César Enriquez said:
			
		

> Hola, necesito saber si se puede aplicar el significado de *sobremarcha* a "overcrank" en la siguiente frase:
> "_Automatic safety shutdowns protect engine and generator in event of low oil pressure, high temperature, overspeed and/or_ *overcrank*"
> 
> Gracias de antemano


César,

¡Bienvenido al foro!

He encontrado una traducción al español de una oración bastante semejante a la que has citado:

"Así mismo contará con controles de seguridad para alarma y parada del motor por baja presión de aceite, alta temperatura de agua, sobre velocidad de la máquina y falla de arranque (Overcrank)".

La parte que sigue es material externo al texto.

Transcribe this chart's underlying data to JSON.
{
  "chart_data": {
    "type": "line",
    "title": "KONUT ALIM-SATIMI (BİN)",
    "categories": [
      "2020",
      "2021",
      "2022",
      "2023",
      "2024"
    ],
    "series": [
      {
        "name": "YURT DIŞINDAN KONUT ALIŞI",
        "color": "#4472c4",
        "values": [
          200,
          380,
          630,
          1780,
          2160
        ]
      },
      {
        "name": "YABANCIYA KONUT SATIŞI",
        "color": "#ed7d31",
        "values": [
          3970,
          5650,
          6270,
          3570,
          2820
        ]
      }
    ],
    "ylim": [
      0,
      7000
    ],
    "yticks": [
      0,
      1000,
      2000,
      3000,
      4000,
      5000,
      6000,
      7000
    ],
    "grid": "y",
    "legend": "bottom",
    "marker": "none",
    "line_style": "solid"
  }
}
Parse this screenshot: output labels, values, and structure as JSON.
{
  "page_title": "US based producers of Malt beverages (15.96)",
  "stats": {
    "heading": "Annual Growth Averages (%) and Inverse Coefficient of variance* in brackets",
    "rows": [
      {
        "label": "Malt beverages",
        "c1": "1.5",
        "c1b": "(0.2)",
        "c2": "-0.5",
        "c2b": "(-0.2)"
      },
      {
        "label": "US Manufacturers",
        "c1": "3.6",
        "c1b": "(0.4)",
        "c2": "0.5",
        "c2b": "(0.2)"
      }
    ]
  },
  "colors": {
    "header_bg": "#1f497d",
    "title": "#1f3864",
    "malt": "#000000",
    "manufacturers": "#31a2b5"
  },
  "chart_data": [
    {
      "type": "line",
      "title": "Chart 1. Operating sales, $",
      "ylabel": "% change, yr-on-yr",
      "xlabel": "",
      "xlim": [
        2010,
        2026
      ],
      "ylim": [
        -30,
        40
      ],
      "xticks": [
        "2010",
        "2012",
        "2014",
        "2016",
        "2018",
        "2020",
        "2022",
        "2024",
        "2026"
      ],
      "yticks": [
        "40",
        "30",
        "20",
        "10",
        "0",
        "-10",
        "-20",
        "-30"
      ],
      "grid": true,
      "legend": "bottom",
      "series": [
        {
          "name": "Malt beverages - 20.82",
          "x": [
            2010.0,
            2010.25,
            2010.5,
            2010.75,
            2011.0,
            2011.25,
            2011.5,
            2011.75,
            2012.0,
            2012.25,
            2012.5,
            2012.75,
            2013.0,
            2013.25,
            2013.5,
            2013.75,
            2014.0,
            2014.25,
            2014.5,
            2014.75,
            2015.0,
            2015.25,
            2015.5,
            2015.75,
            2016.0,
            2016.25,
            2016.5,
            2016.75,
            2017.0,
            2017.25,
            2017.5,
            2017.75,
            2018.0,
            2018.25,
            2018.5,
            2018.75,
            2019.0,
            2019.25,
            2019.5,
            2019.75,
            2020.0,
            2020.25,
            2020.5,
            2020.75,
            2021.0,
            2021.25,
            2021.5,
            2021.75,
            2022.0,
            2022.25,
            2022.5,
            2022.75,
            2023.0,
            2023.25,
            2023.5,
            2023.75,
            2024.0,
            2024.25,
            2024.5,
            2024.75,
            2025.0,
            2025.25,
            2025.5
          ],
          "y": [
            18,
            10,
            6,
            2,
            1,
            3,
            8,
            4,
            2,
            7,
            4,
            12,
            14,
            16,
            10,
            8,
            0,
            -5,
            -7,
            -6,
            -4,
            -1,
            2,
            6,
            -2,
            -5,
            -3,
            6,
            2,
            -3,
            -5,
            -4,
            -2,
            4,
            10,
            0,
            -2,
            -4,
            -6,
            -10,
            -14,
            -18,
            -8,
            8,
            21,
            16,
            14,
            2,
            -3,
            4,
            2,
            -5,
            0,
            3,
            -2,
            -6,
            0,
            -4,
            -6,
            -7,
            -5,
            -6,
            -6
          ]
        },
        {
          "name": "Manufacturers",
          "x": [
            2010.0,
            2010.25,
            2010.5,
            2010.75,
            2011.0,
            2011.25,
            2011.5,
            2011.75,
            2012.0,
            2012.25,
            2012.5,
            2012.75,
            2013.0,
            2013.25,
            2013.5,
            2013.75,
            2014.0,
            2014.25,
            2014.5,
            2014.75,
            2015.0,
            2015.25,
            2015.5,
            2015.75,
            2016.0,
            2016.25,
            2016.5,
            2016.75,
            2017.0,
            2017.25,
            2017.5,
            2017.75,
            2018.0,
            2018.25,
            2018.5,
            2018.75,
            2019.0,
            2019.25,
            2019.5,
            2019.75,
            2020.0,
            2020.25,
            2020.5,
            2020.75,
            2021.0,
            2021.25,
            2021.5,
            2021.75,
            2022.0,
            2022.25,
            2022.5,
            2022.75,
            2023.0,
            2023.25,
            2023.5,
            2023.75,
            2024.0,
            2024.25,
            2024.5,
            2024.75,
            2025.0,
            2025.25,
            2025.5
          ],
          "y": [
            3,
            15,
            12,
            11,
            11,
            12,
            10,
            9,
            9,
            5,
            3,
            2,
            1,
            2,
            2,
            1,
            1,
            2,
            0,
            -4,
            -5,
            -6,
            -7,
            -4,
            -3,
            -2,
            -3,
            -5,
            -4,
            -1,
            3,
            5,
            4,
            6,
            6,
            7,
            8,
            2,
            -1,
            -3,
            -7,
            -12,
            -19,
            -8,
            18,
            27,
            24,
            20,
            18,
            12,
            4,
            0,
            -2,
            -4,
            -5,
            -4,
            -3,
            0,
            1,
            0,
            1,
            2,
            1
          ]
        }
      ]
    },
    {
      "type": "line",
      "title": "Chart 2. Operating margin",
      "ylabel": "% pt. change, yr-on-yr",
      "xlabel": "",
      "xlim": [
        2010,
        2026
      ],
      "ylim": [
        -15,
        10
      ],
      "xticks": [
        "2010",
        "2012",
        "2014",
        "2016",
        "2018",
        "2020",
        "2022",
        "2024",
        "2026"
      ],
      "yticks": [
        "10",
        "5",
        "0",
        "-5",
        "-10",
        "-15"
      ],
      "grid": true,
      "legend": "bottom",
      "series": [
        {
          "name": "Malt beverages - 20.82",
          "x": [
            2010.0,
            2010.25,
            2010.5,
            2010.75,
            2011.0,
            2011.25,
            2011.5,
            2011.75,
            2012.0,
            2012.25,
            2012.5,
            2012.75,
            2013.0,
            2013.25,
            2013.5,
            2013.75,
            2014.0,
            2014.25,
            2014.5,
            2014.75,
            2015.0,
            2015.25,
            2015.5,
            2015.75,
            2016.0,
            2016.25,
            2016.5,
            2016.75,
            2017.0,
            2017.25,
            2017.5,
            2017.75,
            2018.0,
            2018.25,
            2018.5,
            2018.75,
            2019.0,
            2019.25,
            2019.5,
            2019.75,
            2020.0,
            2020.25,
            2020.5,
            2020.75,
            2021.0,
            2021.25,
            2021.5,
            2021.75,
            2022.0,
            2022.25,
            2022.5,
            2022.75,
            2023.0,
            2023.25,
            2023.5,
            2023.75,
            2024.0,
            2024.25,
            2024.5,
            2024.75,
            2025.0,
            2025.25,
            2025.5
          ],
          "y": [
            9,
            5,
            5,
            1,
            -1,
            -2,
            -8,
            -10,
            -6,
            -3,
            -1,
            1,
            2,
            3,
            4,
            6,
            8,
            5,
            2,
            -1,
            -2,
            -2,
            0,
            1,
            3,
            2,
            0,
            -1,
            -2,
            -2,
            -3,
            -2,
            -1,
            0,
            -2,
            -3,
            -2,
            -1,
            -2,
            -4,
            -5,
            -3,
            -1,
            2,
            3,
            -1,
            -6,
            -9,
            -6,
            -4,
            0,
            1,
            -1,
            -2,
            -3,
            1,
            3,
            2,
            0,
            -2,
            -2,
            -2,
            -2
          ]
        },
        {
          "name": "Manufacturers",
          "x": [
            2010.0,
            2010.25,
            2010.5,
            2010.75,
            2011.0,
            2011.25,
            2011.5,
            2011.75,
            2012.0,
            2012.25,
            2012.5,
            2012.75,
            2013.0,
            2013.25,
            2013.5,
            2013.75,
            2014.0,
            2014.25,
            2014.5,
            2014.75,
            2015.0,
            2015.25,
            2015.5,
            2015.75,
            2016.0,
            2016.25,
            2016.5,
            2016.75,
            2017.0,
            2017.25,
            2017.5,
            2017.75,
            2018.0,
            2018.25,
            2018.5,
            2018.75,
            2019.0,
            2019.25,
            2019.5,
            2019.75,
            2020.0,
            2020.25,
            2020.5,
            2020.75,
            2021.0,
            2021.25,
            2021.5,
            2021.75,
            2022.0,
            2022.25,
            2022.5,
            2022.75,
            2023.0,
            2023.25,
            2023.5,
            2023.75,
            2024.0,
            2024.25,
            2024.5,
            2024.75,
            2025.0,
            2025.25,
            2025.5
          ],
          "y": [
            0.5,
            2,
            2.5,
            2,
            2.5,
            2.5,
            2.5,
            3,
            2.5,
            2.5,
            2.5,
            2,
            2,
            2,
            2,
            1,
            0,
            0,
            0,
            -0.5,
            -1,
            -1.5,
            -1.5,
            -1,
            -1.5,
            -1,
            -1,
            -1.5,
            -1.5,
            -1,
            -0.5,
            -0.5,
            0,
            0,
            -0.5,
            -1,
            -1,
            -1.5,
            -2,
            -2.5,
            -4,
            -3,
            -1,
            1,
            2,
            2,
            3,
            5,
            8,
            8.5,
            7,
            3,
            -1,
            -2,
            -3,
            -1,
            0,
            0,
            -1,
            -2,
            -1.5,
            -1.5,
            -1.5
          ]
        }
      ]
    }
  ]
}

Como puedes ver, usa "falla de arranque" para "overcrank". 

Esta traducción es en un fichero de tipo PDF (Adobe Acrobat). Se puede bajar el fichero aquí. La oración está al pie de la página 27.

Ojalá que esto sea de ayuda.


----------



## César Enriquez

Muchisimas gracias Ed, justo era la palabra que necesitaba, me salvaste amigo, ojala pronto te pueda regresar el favor... gracias nuevamente.


----------



## lauranazario

Transfiero esta consulta al foro de Terminología Especializada.
LN - Mod.


----------



## Damiana

No es por ser molesta, pero cual seria el sentido de tener un apagado de seguridad si el motor no arranca? Imposible apagar lo que no ha arrancado.
Este asunto creo viene del verbo To crank, que a veces significa arrancar, y a veces significa que el crankshaft esta girando, sin que el motor en si haya arrancado, que creo que es el caso aqui. O sea que creo que aqui nos tiene que ayudar un amigo mecanico sobre como traducir overcrank. Que tal "giro excesivo del cigueñal¨, es un engendro?
Saludos


----------



## rholt

A mi entender, overcrank, es que el motor de arranque no paro y sigue mandando aunque el equipo arranco; lo cual puede resultar en daños al motor de arranque y su engranaje. 

Tambien puede ser que de siguir girando el arranque sin que el equipo arranca puede causar daños a rodamientos del equipo si no estan siendo bien lubricado.


----------



## Damiana

ahaa......pero no me quedo muy claro. Tendrías algún sitio para neofitos en mecánica al cual pueda referirme?


----------



## César Enriquez

Para contextualizar: el escrito se refiere a una planta de luz de emergencia, que se enciende al haber un apagon de energía, trabaja con motores que utilizan gas, y tienen un motor de arranque que como explico rholt puede fallar. Es por eso que el fabricante enumera esta caracteristica de su equipo como una ventaja... asi que me gusto la traducción de "falla de arranque" y espero que sea la correcta porque ya se la mande al cliente... gracias por sus comentarios


----------



## RICKMI777

Hola Damiana ...la traducción está bien hecha significa "FALLA EN EL ARRANQUE". Explico: ANTES DE ARRANCAR UN GENERADOR ELECTRICO VERIFICA QUE SE CUMPLAN CONDICIONES DE TEMPERATURA, PRESION, LUBRICACION ETC EN TODOS SUS EQUIPOS AUXILIARES, SI ESTAS CONDICIONES NO SE CUMPLEN SIMPLEMENTE LAS DETECTA Y NO ARRANCA..ENTONCES APRETAS EL BOTON Y TE REBOTA: ESO ES FALLA EN EL ARRANQUE (ES DECIR AL MOMENTO QUE QUIERES ARRANCAR LA MAQUINA) SALUDOS.
LIMA-PERU


----------



## Hosmini

Overcrank es efectivamente una falla de arranque, pero que se produce luego de que el motor auxiliar (por ejemplo eléctrico) ha hecho girar al motor principal una determinada cantidad de vueltas o un determinado periodo de tiempo sin que el motor arranque.
O sea que el overcrank se produce cuando se desiste en el intento de arrancar el motor.


----------